Stenting Intramyocardial Coronary Branches
Stenting of intramyocardial branches is generally not recommended due to increased technical challenges, higher complication rates, and limited evidence supporting its routine use.
Rationale for Caution with Intramyocardial Branch Stenting
Intramyocardial branches present unique challenges for percutaneous coronary intervention (PCI) due to their:
- Smaller vessel caliber
- Increased tortuosity
- Location within the myocardium (making them more susceptible to compression)

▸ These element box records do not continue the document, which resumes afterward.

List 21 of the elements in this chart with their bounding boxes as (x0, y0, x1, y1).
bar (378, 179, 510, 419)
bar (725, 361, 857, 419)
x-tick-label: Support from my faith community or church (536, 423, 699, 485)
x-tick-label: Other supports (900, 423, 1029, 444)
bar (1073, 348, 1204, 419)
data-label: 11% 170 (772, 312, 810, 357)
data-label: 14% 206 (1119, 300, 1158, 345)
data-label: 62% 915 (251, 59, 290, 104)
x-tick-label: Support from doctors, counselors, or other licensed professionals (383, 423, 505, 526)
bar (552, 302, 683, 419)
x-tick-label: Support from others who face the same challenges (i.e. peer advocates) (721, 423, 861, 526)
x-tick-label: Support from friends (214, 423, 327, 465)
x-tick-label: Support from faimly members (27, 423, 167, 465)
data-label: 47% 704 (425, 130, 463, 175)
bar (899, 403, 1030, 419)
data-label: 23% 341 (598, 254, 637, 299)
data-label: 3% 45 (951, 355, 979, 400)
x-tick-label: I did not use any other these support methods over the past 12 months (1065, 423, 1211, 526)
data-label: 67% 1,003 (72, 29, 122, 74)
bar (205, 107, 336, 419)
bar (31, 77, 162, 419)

- Limited evidence base for intervention
Technical Considerations
When approaching coronary bifurcations and branches, guidelines recommend a provisional approach:
- Stent implantation in the main vessel only, followed by provisional balloon angioplasty with or without stenting of the side branch, is recommended for PCI of bifurcation lesions 1
- Provisional side-branch stenting should be the initial approach when the side branch is not large and has only mild or moderate focal disease at the ostium 1
When Stenting Intramyocardial Branches Might Be Considered
Elective double stenting (including the intramyocardial branch) may be reasonable only in specific circumstances:
- Complex bifurcation morphology involving a large side branch
- High risk of side-branch occlusion
- Low likelihood of successful side-branch reaccess 1
Side-branch occlusion after PCI occurs in 8-80% of unselected patients and is associated with both Q-wave and non-Q-wave MI 1. Therefore, preservation of physiologic flow in significant branches is important.
Procedural Approach If Stenting Is Necessary
If stenting an intramyocardial branch becomes necessary:
- Use drug-eluting stents (DES) over bare-metal stents (BMS) for any PCI regardless of clinical presentation or lesion type 1
- Consider using IVUS for better assessment of vessel size and lesion characteristics 1
- Ensure adequate vessel sizing to avoid undersizing or oversizing
- Consider final kissing balloon inflation after elective double stenting 1
- Be vigilant about the risk of perforation or dissection in these smaller vessels
Antiplatelet Therapy Considerations
Dual antiplatelet therapy (DAPT) is essential after stenting:
- DAPT consisting of clopidogrel in addition to aspirin is generally recommended for 6 months after stent implantation in stable coronary artery disease 1
- For acute coronary syndromes, DAPT is recommended for 12 months 1
Potential Complications
Stenting intramyocardial branches carries higher risks of:
- Perforation
- Dissection
- Stent thrombosis
- Restenosis (due to smaller vessel diameter)
- Incomplete stent expansion
- Difficulty with future reaccess if needed
Key Takeaway
While technically feasible in some cases, stenting of intramyocardial branches should be approached with caution and reserved for situations where the potential benefit clearly outweighs the risks. A provisional approach (stenting the main vessel with balloon angioplasty of the branch) is generally preferred when intervention on these vessels is necessary.